In 2003, the year of the SARS Crisis, Sunnylife donated health food supplements to the Red Cross of China. That year became part of the wake-up call needed to cause the Chinese government to open its medical market for an upgrade through an open-door policy.

China decided to develop a better managed health care delivery paradigm, which Sunnylife Global successfully addressed by introducing a system similar to the Kaiser Permanente HMO plan, which originated in California where most of the Chinese-American principals live and work today.

Sunnylife Global's successful 2004 equity joint venture with Xiang Tan Hospital in the People's Republic also impressed the Chinese government. State-owned since 1902, the hospital became the first joint venture with an American company after joining the World Trade Organization. Under Sunnylife Global, the World Friendship Hospital Group's purpose has been to upgrade Level 2 hospital facilities (with 300-500 beds per facility) to international standards and, at the same time, to introduce a stable HMO-based health insurance membership system to China.

To that end, the Chinese government is a 30% participant in the assets and profits, with SNYL owning a majority 70% of the venture.

According to the Economist, 80% of China's healthcare resources are concentrated in the cities where less than half the population lives. Level 2 hospitals (300-500 beds) comprise 70% of China's 20,000 medical facilities nationwide -- and are in great need of improvement. Of the eight existing Level 2 hospitals in which SNYL has an interest, two are scheduled to begin upgrades in early 2006. These hospitals will be introduced to membership-based preventative health care in their partnership with Sunnylife Global. Similar to Kaiser Permanente's Health Plans-Prepayment Insurance Program, Sunnylife will receive money-per-patient-per each hospital facility: $375 is paid to Sunnylife by the Chinese government for each one of 50,000 patients registered at each hospital.
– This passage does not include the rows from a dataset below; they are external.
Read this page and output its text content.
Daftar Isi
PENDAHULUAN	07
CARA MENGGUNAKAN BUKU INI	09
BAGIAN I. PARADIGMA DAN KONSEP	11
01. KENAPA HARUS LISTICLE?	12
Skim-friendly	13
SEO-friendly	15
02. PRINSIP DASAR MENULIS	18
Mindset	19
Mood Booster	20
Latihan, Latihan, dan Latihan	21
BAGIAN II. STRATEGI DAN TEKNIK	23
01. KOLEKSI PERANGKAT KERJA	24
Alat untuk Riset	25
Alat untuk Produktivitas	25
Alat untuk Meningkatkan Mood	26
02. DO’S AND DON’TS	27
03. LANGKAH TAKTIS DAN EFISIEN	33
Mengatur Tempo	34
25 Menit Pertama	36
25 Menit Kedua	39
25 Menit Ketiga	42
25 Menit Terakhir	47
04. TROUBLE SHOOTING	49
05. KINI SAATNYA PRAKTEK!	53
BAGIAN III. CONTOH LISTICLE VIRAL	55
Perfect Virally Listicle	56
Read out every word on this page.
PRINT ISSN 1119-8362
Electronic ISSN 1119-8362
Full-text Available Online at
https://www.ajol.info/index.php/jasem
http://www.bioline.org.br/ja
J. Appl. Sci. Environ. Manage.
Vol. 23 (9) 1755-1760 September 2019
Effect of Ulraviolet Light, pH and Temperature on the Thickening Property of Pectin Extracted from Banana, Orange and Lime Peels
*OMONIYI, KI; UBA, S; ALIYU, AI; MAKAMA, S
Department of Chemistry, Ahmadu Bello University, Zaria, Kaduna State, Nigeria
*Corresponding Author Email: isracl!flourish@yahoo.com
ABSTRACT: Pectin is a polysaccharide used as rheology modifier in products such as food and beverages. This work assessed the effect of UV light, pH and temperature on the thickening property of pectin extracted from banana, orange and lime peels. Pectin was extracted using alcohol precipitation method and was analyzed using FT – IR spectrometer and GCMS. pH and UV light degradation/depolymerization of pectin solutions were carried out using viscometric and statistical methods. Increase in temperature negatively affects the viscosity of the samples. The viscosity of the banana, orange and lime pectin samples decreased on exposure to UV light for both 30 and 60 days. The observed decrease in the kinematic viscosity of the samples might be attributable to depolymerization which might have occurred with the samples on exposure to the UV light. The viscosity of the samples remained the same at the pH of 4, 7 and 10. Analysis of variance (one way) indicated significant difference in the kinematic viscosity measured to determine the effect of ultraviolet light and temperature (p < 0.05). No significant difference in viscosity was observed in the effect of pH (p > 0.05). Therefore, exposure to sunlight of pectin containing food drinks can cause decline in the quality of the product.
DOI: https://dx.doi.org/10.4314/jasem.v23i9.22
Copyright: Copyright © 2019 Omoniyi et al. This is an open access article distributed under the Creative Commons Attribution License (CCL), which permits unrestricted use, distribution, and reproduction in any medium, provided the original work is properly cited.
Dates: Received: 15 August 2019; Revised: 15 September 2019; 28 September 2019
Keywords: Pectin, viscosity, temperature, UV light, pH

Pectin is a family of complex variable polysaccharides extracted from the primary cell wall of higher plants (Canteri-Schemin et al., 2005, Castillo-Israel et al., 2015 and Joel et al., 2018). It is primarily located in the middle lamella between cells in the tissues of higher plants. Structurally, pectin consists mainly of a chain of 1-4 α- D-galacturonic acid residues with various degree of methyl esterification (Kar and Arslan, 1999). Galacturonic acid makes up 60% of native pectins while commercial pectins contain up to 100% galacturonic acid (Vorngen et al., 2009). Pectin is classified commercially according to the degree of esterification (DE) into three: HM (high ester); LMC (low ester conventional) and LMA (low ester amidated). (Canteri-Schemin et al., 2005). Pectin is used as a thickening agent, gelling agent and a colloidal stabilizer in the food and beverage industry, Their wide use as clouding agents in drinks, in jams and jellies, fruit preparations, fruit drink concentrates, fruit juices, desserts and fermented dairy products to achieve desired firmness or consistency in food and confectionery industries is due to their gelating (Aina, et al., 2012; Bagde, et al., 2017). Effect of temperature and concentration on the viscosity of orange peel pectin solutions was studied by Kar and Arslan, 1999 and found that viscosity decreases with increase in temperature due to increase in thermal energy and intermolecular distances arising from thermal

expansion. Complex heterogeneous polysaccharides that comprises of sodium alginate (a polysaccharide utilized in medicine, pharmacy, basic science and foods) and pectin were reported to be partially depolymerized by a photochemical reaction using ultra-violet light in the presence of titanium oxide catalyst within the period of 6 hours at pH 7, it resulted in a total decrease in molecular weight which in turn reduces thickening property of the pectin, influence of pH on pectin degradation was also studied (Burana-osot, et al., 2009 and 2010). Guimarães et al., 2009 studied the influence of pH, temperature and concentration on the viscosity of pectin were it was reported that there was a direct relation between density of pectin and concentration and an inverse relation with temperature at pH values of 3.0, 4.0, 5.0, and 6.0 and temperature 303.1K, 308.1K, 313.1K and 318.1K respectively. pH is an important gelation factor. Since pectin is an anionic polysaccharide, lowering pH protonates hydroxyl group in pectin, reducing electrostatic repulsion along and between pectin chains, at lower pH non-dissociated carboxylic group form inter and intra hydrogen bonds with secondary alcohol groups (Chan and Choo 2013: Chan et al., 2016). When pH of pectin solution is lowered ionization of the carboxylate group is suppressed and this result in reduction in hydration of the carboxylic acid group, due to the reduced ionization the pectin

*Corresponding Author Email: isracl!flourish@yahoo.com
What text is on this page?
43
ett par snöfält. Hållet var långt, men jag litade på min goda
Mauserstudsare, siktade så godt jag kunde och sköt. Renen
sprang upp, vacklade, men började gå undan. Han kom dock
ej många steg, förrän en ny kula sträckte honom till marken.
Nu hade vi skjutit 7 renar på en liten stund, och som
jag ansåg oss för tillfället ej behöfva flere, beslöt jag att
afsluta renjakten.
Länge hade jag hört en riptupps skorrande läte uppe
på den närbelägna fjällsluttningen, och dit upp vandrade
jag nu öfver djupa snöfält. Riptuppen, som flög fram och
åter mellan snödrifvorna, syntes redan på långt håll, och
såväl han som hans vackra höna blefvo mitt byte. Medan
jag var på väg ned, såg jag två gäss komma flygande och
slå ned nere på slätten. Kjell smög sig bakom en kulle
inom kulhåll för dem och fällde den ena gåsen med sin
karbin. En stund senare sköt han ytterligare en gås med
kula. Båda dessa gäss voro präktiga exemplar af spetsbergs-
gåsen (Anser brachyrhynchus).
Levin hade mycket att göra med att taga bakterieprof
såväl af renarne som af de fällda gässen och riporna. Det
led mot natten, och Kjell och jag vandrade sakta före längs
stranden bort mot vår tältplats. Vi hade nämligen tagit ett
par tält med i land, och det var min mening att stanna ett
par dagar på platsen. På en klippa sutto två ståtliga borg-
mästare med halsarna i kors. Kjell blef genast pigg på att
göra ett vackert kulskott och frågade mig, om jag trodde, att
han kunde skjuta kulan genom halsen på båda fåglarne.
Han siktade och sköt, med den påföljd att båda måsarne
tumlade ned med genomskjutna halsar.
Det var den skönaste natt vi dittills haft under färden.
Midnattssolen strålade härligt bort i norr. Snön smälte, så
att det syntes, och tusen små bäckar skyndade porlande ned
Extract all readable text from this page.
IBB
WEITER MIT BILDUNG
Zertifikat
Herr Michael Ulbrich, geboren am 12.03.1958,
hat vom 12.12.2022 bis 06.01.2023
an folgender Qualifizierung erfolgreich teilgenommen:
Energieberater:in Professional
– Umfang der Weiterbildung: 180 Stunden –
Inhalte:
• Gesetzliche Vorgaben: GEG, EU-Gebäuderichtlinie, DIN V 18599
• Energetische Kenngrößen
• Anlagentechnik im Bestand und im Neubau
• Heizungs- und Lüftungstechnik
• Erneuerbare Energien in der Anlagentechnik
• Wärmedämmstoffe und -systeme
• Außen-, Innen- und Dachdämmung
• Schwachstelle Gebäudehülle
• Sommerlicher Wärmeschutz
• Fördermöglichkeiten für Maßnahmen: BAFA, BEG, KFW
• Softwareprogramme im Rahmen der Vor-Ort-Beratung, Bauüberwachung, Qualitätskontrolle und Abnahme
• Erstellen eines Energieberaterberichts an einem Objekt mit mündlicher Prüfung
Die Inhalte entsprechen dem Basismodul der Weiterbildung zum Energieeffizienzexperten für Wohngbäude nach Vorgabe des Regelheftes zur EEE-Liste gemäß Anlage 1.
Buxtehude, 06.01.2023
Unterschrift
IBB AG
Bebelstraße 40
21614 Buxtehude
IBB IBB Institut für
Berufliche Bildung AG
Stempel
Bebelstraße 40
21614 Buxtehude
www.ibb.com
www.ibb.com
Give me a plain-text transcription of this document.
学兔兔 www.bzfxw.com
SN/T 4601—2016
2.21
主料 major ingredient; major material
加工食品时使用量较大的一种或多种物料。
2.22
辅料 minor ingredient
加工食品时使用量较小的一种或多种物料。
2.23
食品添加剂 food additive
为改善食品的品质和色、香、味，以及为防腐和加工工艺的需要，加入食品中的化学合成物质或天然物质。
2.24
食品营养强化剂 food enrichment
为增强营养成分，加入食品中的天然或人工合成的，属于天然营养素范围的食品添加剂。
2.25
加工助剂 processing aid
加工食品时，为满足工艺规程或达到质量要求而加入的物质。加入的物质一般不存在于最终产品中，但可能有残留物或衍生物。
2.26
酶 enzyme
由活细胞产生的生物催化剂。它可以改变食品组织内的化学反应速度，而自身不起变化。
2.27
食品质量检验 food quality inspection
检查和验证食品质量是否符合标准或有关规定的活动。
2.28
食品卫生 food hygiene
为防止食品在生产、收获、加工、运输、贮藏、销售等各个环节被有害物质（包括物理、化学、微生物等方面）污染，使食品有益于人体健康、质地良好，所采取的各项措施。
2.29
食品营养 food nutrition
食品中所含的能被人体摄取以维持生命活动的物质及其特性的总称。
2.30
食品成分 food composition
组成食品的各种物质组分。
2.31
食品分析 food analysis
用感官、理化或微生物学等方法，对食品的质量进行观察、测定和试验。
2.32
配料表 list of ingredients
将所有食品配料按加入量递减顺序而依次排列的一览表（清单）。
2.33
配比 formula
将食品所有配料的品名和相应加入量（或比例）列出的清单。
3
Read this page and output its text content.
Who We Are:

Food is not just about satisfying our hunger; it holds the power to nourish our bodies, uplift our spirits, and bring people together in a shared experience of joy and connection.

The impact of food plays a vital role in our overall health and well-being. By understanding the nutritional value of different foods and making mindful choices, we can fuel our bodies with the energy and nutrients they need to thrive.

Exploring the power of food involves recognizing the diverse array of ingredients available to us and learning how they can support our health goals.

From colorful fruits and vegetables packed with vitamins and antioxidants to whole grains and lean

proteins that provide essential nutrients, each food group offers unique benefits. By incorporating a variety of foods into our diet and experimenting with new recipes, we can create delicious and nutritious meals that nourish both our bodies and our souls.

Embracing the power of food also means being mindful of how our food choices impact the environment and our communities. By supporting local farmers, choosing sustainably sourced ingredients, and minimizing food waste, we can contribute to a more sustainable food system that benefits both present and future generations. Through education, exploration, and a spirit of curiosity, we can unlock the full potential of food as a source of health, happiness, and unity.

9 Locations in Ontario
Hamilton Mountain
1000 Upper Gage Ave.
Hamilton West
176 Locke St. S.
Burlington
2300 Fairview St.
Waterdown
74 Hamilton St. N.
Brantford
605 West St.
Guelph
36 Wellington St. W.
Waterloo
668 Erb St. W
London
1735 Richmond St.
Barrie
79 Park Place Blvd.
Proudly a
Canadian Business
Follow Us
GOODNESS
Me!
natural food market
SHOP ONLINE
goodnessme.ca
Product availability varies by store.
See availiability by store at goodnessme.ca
China's population of 1.4 billion is aging, and as its economy becomes more market-driven, fewer workers will be employed by state-owned enterprises that supply guaranteed minimum health care and pension benefits, which will further necessitate the creation of private health insurance entities.

About Sunnylife Global, Inc.

Sunnylife Global, Inc. has developed a Health Care Management System (HCMS) in conjunction with the Chinese government authorities that will result in delivering superior quality health care management to its members. The Company is in multiple joint-venture agreements with the World Friendship Hospital Group to renovate and revitalize China's older hospital facilities in order to meet the current international standard. Sunnylife has developed the HCMS to meet the standard and is planning to launch in the very near future. In addition, the Company has patented natural, environmentally safe and economically affordable products which it plans to introduce to Chinese customers through seven different joint-venture companies in China. Sunnylife represents an organization staffed with professional experts in product research, quality acceptance testing, and market development for service to China and the global markets. For more information, please visit: http://www.sunnylifeglobal.com.

Safe Harbor Statement

The statements contained herein, which are not historical, are forward-looking statements that are subject to risks and uncertainties that could cause actual results to differ materially from those expressed in the forward-looking statements. All forward-looking statements attributable to the Company, or persons acting for the Company, are expressly qualified in their entirety by these cautionary statements.